1503 – PARA ENCONTRO DE NÃO RUMINANTES
Alguns internautas me pediram para enviar algum texto meu que favorecesse debates entre os que formam um grupo de jovens sulistas que se reúnem semanalmente aos domingos, via chat, logo depois do jantar, sob o comando do Carlinhos Sá, um vestibulando de Ciências Exatas, que detesta hipocrisias, pietismos, mimimis lacrimosos, BBBs, novelhas, fake news, sempre admirador de bons papos e de muita namoração, muito embora sempre uma de cada vez. Prometido e cumprido, eis o texto enviado:
Acho uma graça danada quando vejo alguém, por necessidade de afirmação, ausência de autoavaliação ou cretinice grossa, autointitular-se de cientista ou coisa semelhante, antes da consagração dos seus pares, colegas e sociedade. Outro dia, numa solenidade de finzinho de manhã, um jovem, recém-despido dos cueiros do terceiro grau, proclamava-se cientista para uma plateia de cinquentões, como se estes fossem um bando de abestados, sem qualquer lastro técnico, nem passado de estudos. Diante da indagação de um dos presentes – Qual a sua definição de cientista? –, o “bichinho” quase se enrosca todo por debaixo da mesa, o riso se explicitando, de forma incontida, nos “olhares sérios” dos demais presentes.
Certamente o douto jovem, notável por autoconsagração, desconhecia a definição de cientista de Yves Coppens, prefaciador do muito oportuno livro Penso, Logo Me Engano, de Jean-Pierre Lentin:
Cientista é uma pessoa como qualquer outra, apenas dotada, no mais das vezes, de qualidades de curiosidade e de um espírito lógico que sua atividade de pesquisa só faz desenvolver, mas também carregada, às vezes, de defeitos de amor-próprio e de um espírito narcísico que sua obrigação de pesquisar só faz exacerbar.
Em outras palavras: por menosprezar uma humildade sincera e desvalorizar as ferroadas de uma sempre saudável autocrítica, alguns deságuam num besteirol atlântico, de luminosidade pirilâmpica, arrotando bosteiras (besteiras fétidas) de tamanhos os mais díspares.
No livro-vacina do Lentin, que retrata magnificamente a história do besteirol científico desde os tempos pré-socráticos, uma maquiavélica experiência real é narrada. Um gozador grupo de professores do Instituto de Pesquisas sobre o Ensino da Matemática de Grenoble, França, propôs a quinze turmas de um curso primário e secundário local dois problemas de cálculo: O primeiro: “Num barco estão 26 carneiros e 10 cabras. Qual a idade do comandante?” O segundo: “Numa classe, há 12 meninas e 13 meninos, qual a idade da professora?” Os resultados são terríveis: apenas 10% dos alunos do curso primário responderam que o problema era de solução impossível.

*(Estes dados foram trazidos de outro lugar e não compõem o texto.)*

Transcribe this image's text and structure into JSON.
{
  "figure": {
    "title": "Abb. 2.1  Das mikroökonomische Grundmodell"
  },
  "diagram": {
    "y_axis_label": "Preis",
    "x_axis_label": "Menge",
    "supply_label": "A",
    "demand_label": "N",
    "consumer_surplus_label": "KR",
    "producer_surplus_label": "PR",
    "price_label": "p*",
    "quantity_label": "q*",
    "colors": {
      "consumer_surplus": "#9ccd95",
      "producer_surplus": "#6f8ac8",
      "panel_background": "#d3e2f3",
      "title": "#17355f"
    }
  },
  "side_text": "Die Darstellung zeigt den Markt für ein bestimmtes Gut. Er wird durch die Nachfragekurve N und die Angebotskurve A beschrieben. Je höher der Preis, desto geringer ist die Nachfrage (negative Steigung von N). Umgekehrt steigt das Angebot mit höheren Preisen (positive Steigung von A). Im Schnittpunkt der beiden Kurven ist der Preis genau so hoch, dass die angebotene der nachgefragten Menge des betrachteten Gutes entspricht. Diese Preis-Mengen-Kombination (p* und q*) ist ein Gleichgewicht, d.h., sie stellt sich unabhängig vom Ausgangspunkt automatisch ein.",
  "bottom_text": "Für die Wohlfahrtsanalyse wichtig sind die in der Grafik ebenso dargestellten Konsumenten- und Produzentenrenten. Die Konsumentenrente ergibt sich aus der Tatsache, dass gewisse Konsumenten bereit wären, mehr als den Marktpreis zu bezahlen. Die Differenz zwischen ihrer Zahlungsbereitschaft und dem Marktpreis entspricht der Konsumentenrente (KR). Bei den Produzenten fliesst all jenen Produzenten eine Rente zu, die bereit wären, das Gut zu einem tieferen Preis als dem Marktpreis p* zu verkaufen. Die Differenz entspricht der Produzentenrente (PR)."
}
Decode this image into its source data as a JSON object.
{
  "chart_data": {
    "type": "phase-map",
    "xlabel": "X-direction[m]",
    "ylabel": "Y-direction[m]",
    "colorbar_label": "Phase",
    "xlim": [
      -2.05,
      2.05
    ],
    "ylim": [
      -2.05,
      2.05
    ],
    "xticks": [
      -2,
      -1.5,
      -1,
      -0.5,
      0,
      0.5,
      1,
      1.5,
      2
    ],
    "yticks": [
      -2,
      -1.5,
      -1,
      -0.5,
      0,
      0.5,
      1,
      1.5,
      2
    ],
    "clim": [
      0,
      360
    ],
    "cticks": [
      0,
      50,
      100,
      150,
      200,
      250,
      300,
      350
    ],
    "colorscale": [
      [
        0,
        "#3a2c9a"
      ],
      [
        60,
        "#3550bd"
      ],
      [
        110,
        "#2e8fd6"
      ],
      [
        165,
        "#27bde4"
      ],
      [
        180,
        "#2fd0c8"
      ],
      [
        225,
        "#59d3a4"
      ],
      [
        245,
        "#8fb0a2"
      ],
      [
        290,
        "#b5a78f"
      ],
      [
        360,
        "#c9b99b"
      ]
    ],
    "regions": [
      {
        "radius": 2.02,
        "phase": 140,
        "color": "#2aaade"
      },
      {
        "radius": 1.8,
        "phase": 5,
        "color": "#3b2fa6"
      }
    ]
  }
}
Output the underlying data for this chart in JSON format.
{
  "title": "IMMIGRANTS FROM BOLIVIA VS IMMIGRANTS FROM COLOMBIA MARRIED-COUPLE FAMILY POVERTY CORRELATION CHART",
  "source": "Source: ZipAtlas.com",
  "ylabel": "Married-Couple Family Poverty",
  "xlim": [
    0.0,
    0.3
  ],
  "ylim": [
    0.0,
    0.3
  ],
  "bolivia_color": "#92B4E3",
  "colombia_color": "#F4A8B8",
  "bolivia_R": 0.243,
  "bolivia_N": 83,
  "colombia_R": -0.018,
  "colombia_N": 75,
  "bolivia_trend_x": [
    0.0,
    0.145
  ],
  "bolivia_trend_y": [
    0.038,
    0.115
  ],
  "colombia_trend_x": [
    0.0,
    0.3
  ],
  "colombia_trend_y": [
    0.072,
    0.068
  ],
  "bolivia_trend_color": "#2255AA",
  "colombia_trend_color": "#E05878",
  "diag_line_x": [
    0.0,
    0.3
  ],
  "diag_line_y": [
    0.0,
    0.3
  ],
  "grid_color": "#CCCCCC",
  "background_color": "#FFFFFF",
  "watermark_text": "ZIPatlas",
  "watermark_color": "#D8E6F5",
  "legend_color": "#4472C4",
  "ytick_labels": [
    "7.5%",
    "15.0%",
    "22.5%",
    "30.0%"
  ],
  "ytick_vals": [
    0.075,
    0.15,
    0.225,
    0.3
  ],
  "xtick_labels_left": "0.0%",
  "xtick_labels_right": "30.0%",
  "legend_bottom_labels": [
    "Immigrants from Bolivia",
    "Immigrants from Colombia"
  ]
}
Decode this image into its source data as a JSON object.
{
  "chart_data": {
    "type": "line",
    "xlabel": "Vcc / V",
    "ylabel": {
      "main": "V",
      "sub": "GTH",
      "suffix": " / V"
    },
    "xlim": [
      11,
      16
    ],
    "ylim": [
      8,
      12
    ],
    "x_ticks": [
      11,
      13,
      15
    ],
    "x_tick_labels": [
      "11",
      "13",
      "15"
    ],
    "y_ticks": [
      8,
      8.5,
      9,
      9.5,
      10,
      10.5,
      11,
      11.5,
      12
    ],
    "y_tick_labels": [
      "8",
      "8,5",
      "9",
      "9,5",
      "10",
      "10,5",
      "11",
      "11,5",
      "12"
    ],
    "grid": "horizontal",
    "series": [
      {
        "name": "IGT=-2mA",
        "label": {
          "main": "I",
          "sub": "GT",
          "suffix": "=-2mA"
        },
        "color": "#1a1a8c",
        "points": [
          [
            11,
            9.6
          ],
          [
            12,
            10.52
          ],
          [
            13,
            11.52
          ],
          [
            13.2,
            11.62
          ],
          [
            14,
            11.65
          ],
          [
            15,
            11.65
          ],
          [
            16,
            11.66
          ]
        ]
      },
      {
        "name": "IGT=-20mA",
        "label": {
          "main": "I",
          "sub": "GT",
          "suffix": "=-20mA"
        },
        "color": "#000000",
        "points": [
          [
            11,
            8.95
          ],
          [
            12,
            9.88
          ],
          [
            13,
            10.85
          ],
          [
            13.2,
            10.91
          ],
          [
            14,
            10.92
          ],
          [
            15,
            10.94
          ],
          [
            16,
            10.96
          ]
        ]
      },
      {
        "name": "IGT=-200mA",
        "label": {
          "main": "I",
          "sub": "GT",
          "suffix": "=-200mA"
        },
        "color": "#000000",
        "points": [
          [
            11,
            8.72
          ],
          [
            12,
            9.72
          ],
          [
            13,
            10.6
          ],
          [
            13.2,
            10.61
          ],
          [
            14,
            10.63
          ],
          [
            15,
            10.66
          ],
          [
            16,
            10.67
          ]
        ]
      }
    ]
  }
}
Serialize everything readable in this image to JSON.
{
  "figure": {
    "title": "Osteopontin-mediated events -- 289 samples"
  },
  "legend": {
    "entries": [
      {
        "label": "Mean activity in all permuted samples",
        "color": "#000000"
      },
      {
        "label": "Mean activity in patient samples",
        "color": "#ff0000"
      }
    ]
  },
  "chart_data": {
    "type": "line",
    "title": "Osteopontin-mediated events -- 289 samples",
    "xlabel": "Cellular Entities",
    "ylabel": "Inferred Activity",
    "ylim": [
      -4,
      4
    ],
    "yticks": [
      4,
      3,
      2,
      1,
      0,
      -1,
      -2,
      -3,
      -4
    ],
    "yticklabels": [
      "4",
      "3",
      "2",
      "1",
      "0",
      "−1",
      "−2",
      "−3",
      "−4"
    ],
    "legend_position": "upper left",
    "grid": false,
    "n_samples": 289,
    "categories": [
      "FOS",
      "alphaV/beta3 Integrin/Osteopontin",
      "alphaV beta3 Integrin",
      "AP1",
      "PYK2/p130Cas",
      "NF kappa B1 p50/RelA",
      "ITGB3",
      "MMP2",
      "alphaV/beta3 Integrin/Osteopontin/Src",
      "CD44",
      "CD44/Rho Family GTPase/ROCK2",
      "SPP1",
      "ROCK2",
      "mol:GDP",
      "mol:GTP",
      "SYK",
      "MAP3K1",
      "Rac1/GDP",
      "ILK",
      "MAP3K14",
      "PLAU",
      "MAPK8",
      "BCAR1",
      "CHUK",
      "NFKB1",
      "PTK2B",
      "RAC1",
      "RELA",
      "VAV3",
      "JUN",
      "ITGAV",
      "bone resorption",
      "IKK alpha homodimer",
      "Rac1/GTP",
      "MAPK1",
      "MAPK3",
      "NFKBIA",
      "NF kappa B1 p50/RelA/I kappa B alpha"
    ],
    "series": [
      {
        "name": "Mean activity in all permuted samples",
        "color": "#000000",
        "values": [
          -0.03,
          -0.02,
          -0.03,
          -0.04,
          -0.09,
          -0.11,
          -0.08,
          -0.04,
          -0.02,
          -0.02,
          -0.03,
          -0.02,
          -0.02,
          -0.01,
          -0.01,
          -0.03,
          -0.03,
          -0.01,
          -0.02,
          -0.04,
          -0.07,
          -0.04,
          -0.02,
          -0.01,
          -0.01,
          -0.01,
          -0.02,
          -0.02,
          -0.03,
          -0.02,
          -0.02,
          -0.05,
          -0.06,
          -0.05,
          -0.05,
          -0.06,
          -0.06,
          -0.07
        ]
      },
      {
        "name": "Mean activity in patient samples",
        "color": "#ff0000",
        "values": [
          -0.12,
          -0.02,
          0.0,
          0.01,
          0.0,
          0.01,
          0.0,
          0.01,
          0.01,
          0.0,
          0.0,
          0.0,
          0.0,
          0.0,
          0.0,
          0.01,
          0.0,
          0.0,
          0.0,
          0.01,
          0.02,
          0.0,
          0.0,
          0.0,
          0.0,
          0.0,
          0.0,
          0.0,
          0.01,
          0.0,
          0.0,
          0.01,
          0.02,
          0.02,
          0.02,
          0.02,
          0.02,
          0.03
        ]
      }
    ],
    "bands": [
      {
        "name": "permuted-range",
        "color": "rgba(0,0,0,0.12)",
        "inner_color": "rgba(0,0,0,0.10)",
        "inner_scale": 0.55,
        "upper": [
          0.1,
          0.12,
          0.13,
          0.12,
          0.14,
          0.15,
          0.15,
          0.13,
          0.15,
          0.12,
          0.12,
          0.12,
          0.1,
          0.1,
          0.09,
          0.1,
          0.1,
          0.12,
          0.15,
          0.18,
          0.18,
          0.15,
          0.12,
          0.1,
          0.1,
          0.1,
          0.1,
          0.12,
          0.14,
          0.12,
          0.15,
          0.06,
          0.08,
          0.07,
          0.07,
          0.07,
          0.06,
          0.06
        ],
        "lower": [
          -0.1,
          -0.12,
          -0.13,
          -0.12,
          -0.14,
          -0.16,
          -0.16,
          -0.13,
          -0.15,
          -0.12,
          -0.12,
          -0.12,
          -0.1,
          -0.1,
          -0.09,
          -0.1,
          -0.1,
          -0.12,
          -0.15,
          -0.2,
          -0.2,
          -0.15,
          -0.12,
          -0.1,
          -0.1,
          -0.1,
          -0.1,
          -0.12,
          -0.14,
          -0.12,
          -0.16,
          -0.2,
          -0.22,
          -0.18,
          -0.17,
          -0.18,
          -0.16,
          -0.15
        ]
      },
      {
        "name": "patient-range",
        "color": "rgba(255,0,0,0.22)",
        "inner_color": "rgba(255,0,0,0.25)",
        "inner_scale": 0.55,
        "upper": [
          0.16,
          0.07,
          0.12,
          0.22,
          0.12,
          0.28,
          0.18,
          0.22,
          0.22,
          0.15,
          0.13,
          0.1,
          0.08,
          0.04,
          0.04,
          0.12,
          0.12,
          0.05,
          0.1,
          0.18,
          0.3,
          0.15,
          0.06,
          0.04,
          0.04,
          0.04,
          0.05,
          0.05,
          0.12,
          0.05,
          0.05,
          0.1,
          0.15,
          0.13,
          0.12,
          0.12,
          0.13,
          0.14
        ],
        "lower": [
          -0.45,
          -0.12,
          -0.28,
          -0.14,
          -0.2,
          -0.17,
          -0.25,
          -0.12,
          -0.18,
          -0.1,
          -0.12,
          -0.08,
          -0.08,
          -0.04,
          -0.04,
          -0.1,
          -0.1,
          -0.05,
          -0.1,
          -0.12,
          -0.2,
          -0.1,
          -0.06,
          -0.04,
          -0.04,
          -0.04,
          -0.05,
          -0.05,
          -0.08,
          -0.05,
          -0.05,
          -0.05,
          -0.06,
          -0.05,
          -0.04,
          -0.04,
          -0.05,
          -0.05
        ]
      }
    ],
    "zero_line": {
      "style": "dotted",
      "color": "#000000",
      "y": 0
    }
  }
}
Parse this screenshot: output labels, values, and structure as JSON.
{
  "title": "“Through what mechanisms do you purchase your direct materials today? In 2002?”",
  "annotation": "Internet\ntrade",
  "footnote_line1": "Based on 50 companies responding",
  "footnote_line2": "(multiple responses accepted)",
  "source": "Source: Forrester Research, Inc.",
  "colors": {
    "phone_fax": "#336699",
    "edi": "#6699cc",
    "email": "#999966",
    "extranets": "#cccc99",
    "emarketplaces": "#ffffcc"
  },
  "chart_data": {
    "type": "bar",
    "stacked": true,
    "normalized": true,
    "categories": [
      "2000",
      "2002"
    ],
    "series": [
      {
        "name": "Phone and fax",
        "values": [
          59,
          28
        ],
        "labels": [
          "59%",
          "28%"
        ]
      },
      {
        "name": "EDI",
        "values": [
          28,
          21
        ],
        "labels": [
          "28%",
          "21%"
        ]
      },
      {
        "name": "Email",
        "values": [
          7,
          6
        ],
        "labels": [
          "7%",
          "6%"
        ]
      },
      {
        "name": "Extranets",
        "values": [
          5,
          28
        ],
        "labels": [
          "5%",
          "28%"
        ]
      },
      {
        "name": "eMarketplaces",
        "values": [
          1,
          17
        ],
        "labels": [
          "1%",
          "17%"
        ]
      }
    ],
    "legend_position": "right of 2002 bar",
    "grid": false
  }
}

Abismados, os professores decidiram ir mais longe. Entregaram os dois “problemas de cálculo” a professores de matemática que, no Instituto, faziam estágio. A desgraceira também foi geral! Muitos dos estagiários, desesperados por não encontrarem uma resposta cientificamente à altura dos seus conhecimentos, recorreram aos núcleos de processamento de dados, ficando todos com-puta-dor de cabeça, no frigir dos ovos.
Cientificidade e maturidade emocional são irmãs siamesas, inoperáveis.
A inesquecível pensadora francesa Simone de Beauvoir (1908-1986), autora do livro O Segundo Sexo, que deveria ser lido e relido nestes tempos de feminicídios machistas estupidificantes, proclamava como alerta aos pensantes mais velhos do mundo atual:
“Para que a velhice não seja uma irrisória paródia de nossa existência anterior, só há uma solução, continuar a perseguir fins que deem um sentido à nossa vida: dedicação a indivíduos, à coletividade, a causas, trabalho social ou político, intelectual, criador, evitando que façamos um retorno sobre nós mesmos.”
O futuro pertencerá aos que pensarem e agirem de uma maneira totalmente diferenciadas. O mundo contemporâneo está sendo reinventado pelos mais diferenciados procedimentos evolucionários. A ilusão da certeza deixou inúmeros com a cara no chão, posto que, para eles, sem a certeza o mundo ficará confuso. A mão invisível de Adam Smith dará lugar ao aperto de mão invisível, pois guetos de ricos e guetos de pobres jamais servirão para o bem de todos. E o capitalismo sem rédeas sempre será seu próprio e pior inimigo.
Um recado final: nunca esmoreça a capacidade de ser permanentemente um curioso, um perguntador, sempre desenvolvendo novas habilidades e despertando novos interesses. Sendo sempre, a la Raul Seixas, uma metamorfose ambulante.